Le document D6 lui-même, dans le passage cité par l'intimée 02 (page 846 colonne de gauche "Mechanische Eigenschaften"), s'interroge sur la question de savoir si la mousse de mélamine est également adaptée pour être utilisée à titre de matériau de matelassure. En effet, D6 mentionne que, après des mises au point spécialement optimisées pour ce type d'application, il est constaté des pertes d'épaisseur de 2 % à 5 % et une diminution du durcissement sous les efforts de l'ordre de 12 à 17 % après 10**(6)cycles de sollicitations entre 200 et 600 N pour un diamètre de poinçonnage de 250 mm. Ce passage n'indique en aucune manière qu'il était possible d'obtenir une mousse de mélamine ayant une dureté en indentation inférieure à 300 N mesurée selon la norme ISO 2439B ni, surtout, que ce faisant, on obtenait une mousse de propriétés mécaniques stabilisées dans le temps. Au contraire, au vu des résultats de ces essais, l'homme du métier s'attend à une absence totale de stabilisation, puisque D6 enseigne que la mousse subit encore une baisse de durcissement importante après 10**(6) cycles de sollicitations. Ainsi, ce passage de D6 dissuade l'homme du métier de la possibilité d'utiliser une mousse de mélamine comme matériau de matelassure. En outre, ce même passage indique que l'utilisation de la mousse de mélamine à titre de matériau pour matelassure pose des difficultés a priori et nécessite des mises au point et des phases d'optimisation, qu'il n'indique cependant pas. Or c'est précisément l'objet de l'invention revendiquée que d'avoir réussi, pour la première fois, à effectuer ces mises au point et optimisations.
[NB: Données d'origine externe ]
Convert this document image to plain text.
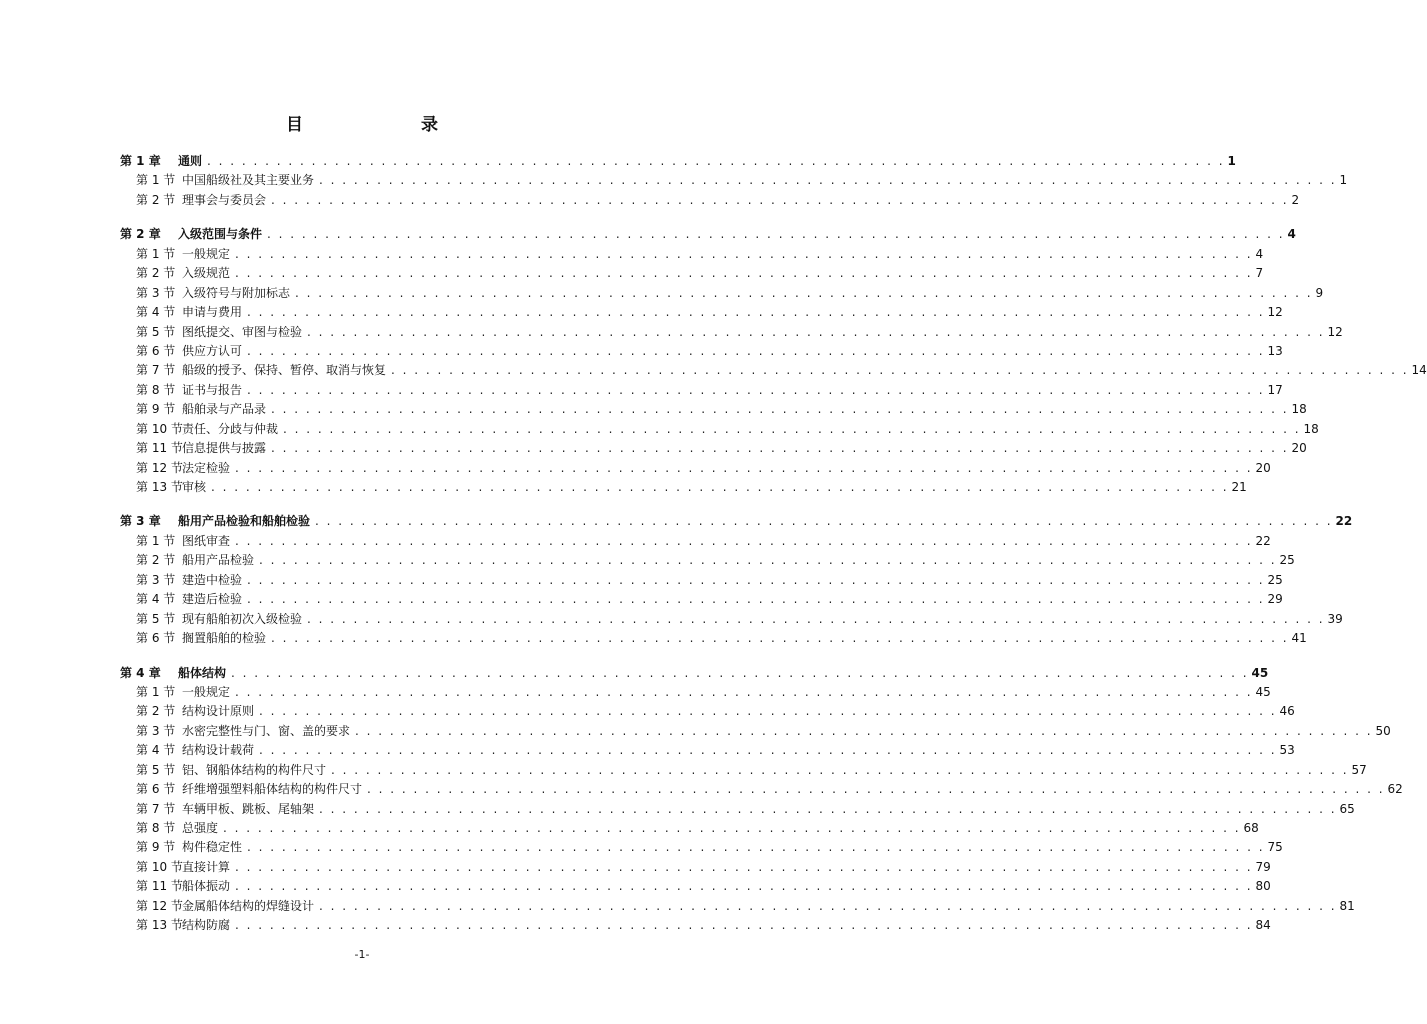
目　　录
第 1 章	通则 . . . . . . . . . . . . . . . . . . . . . . . . . . . . . . . . . . . . . . . . . . . . . . . . . . . . . . . . . . . . . . . . . . . . . . . . . . . . . . . . . . . . . . . . 1
第 1 节 中国船级社及其主要业务 . . . . . . . . . . . . . . . . . . . . . . . . . . . . . . . . . . . . . . . . . . . . . . . . . . . . . . . . . . . . . . . . . . . . . . . . . . . . . . . . . . . . . . . . 1
第 2 节 理事会与委员会 . . . . . . . . . . . . . . . . . . . . . . . . . . . . . . . . . . . . . . . . . . . . . . . . . . . . . . . . . . . . . . . . . . . . . . . . . . . . . . . . . . . . . . . . 2
第 2 章	入级范围与条件 . . . . . . . . . . . . . . . . . . . . . . . . . . . . . . . . . . . . . . . . . . . . . . . . . . . . . . . . . . . . . . . . . . . . . . . . . . . . . . . . . . . . . . . . 4
第 1 节 一般规定 . . . . . . . . . . . . . . . . . . . . . . . . . . . . . . . . . . . . . . . . . . . . . . . . . . . . . . . . . . . . . . . . . . . . . . . . . . . . . . . . . . . . . . . . 4
第 2 节 入级规范 . . . . . . . . . . . . . . . . . . . . . . . . . . . . . . . . . . . . . . . . . . . . . . . . . . . . . . . . . . . . . . . . . . . . . . . . . . . . . . . . . . . . . . . . 7
第 3 节 入级符号与附加标志 . . . . . . . . . . . . . . . . . . . . . . . . . . . . . . . . . . . . . . . . . . . . . . . . . . . . . . . . . . . . . . . . . . . . . . . . . . . . . . . . . . . . . . . . 9
第 4 节 申请与费用 . . . . . . . . . . . . . . . . . . . . . . . . . . . . . . . . . . . . . . . . . . . . . . . . . . . . . . . . . . . . . . . . . . . . . . . . . . . . . . . . . . . . . . . . 12
第 5 节 图纸提交、审图与检验 . . . . . . . . . . . . . . . . . . . . . . . . . . . . . . . . . . . . . . . . . . . . . . . . . . . . . . . . . . . . . . . . . . . . . . . . . . . . . . . . . . . . . . . . 12
第 6 节 供应方认可 . . . . . . . . . . . . . . . . . . . . . . . . . . . . . . . . . . . . . . . . . . . . . . . . . . . . . . . . . . . . . . . . . . . . . . . . . . . . . . . . . . . . . . . . 13
第 7 节 船级的授予、保持、暂停、取消与恢复 . . . . . . . . . . . . . . . . . . . . . . . . . . . . . . . . . . . . . . . . . . . . . . . . . . . . . . . . . . . . . . . . . . . . . . . . . . . . . . . . . . . . . . . . 14
第 8 节 证书与报告 . . . . . . . . . . . . . . . . . . . . . . . . . . . . . . . . . . . . . . . . . . . . . . . . . . . . . . . . . . . . . . . . . . . . . . . . . . . . . . . . . . . . . . . . 17
第 9 节 船舶录与产品录 . . . . . . . . . . . . . . . . . . . . . . . . . . . . . . . . . . . . . . . . . . . . . . . . . . . . . . . . . . . . . . . . . . . . . . . . . . . . . . . . . . . . . . . . 18
第 10 节 责任、分歧与仲裁 . . . . . . . . . . . . . . . . . . . . . . . . . . . . . . . . . . . . . . . . . . . . . . . . . . . . . . . . . . . . . . . . . . . . . . . . . . . . . . . . . . . . . . . . 18
第 11 节 信息提供与披露 . . . . . . . . . . . . . . . . . . . . . . . . . . . . . . . . . . . . . . . . . . . . . . . . . . . . . . . . . . . . . . . . . . . . . . . . . . . . . . . . . . . . . . . . 20
第 12 节 法定检验 . . . . . . . . . . . . . . . . . . . . . . . . . . . . . . . . . . . . . . . . . . . . . . . . . . . . . . . . . . . . . . . . . . . . . . . . . . . . . . . . . . . . . . . . 20
第 13 节 审核 . . . . . . . . . . . . . . . . . . . . . . . . . . . . . . . . . . . . . . . . . . . . . . . . . . . . . . . . . . . . . . . . . . . . . . . . . . . . . . . . . . . . . . . . 21
第 3 章	船用产品检验和船舶检验 . . . . . . . . . . . . . . . . . . . . . . . . . . . . . . . . . . . . . . . . . . . . . . . . . . . . . . . . . . . . . . . . . . . . . . . . . . . . . . . . . . . . . . . . 22
第 1 节 图纸审查 . . . . . . . . . . . . . . . . . . . . . . . . . . . . . . . . . . . . . . . . . . . . . . . . . . . . . . . . . . . . . . . . . . . . . . . . . . . . . . . . . . . . . . . . 22
第 2 节 船用产品检验 . . . . . . . . . . . . . . . . . . . . . . . . . . . . . . . . . . . . . . . . . . . . . . . . . . . . . . . . . . . . . . . . . . . . . . . . . . . . . . . . . . . . . . . . 25
第 3 节 建造中检验 . . . . . . . . . . . . . . . . . . . . . . . . . . . . . . . . . . . . . . . . . . . . . . . . . . . . . . . . . . . . . . . . . . . . . . . . . . . . . . . . . . . . . . . . 25
第 4 节 建造后检验 . . . . . . . . . . . . . . . . . . . . . . . . . . . . . . . . . . . . . . . . . . . . . . . . . . . . . . . . . . . . . . . . . . . . . . . . . . . . . . . . . . . . . . . . 29
第 5 节 现有船舶初次入级检验 . . . . . . . . . . . . . . . . . . . . . . . . . . . . . . . . . . . . . . . . . . . . . . . . . . . . . . . . . . . . . . . . . . . . . . . . . . . . . . . . . . . . . . . . 39
第 6 节 搁置船舶的检验 . . . . . . . . . . . . . . . . . . . . . . . . . . . . . . . . . . . . . . . . . . . . . . . . . . . . . . . . . . . . . . . . . . . . . . . . . . . . . . . . . . . . . . . . 41
第 4 章	船体结构 . . . . . . . . . . . . . . . . . . . . . . . . . . . . . . . . . . . . . . . . . . . . . . . . . . . . . . . . . . . . . . . . . . . . . . . . . . . . . . . . . . . . . . . . 45
第 1 节 一般规定 . . . . . . . . . . . . . . . . . . . . . . . . . . . . . . . . . . . . . . . . . . . . . . . . . . . . . . . . . . . . . . . . . . . . . . . . . . . . . . . . . . . . . . . . 45
第 2 节 结构设计原则 . . . . . . . . . . . . . . . . . . . . . . . . . . . . . . . . . . . . . . . . . . . . . . . . . . . . . . . . . . . . . . . . . . . . . . . . . . . . . . . . . . . . . . . . 46
第 3 节 水密完整性与门、窗、盖的要求 . . . . . . . . . . . . . . . . . . . . . . . . . . . . . . . . . . . . . . . . . . . . . . . . . . . . . . . . . . . . . . . . . . . . . . . . . . . . . . . . . . . . . . . . 50
第 4 节 结构设计载荷 . . . . . . . . . . . . . . . . . . . . . . . . . . . . . . . . . . . . . . . . . . . . . . . . . . . . . . . . . . . . . . . . . . . . . . . . . . . . . . . . . . . . . . . . 53
第 5 节 铝、钢船体结构的构件尺寸 . . . . . . . . . . . . . . . . . . . . . . . . . . . . . . . . . . . . . . . . . . . . . . . . . . . . . . . . . . . . . . . . . . . . . . . . . . . . . . . . . . . . . . . . 57
第 6 节 纤维增强塑料船体结构的构件尺寸 . . . . . . . . . . . . . . . . . . . . . . . . . . . . . . . . . . . . . . . . . . . . . . . . . . . . . . . . . . . . . . . . . . . . . . . . . . . . . . . . . . . . . . . . 62
第 7 节 车辆甲板、跳板、尾轴架 . . . . . . . . . . . . . . . . . . . . . . . . . . . . . . . . . . . . . . . . . . . . . . . . . . . . . . . . . . . . . . . . . . . . . . . . . . . . . . . . . . . . . . . . 65
第 8 节 总强度 . . . . . . . . . . . . . . . . . . . . . . . . . . . . . . . . . . . . . . . . . . . . . . . . . . . . . . . . . . . . . . . . . . . . . . . . . . . . . . . . . . . . . . . . 68
第 9 节 构件稳定性 . . . . . . . . . . . . . . . . . . . . . . . . . . . . . . . . . . . . . . . . . . . . . . . . . . . . . . . . . . . . . . . . . . . . . . . . . . . . . . . . . . . . . . . . 75
第 10 节 直接计算 . . . . . . . . . . . . . . . . . . . . . . . . . . . . . . . . . . . . . . . . . . . . . . . . . . . . . . . . . . . . . . . . . . . . . . . . . . . . . . . . . . . . . . . . 79
第 11 节 船体振动 . . . . . . . . . . . . . . . . . . . . . . . . . . . . . . . . . . . . . . . . . . . . . . . . . . . . . . . . . . . . . . . . . . . . . . . . . . . . . . . . . . . . . . . . 80
第 12 节 金属船体结构的焊缝设计 . . . . . . . . . . . . . . . . . . . . . . . . . . . . . . . . . . . . . . . . . . . . . . . . . . . . . . . . . . . . . . . . . . . . . . . . . . . . . . . . . . . . . . . . 81
第 13 节 结构防腐 . . . . . . . . . . . . . . . . . . . . . . . . . . . . . . . . . . . . . . . . . . . . . . . . . . . . . . . . . . . . . . . . . . . . . . . . . . . . . . . . . . . . . . . . 84
-1-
Dans le passage intitulé "Sonstige Anwendungen" (autres applications), D6 indique que les avantages en matière de poids et le comportement favorable au feu ont donné l'idée de tester la mousse de mélamine comme rembourrage de siège pour les avions et que les résultats d'un test pratique d'une durée de trois semaines réalisé dans des avions longs courriers sont extrêmement prometteurs. Ce passage montre que l'homme du métier avait envisagé d'utiliser de la mousse de mélamine à titre de rembourrage de siège d'avion, mais qu'il y a renoncé depuis, étant donné que D6 remonte à 1985 et qu'avant l'invention du brevet européen en cause, il n'était pas parvenu à conférer à cette mousse de mélamine des propriétés en dureté en indentation suffisamment faible et compatibles avec une telle application. À ce titre, D6 n'est pas plus pertinent que les documents pris en compte dans le cadre de la procédure d'examen qui décrivaient déjà l'incorporation d'inserts de mousse de mélamine dans une garniture de siège, à titre d'éléments de rembourrage de renfort. En tout état de cause, D6 n'indique en aucune manière dans ce passage qu'il serait possible d'utiliser une mousse de mélamine modifiée de façon à lui conférer des propriétés de dureté en indentation telles que revendiquées, complètement inconnues à cette époque pour la mousse de mélamine, et compatibles avec une utilisation à titre d'élément de confort, c'est-à-dire qui restent stables dans le temps. Pour s'en convaincre, il suffit de constater que depuis la date de publication de D6, aucune application pratique d'une telle mousse de mélamine n'a pu être faite dans une matelassure à titre d'élément de confort, c'est-à-dire présentant une dureté en indentation adaptée à une telle application (alors que D6 prétend que les essais étaient très prometteurs, ce qui signifie en réalité qu'ils n'étaient pas complètement satisfaisants).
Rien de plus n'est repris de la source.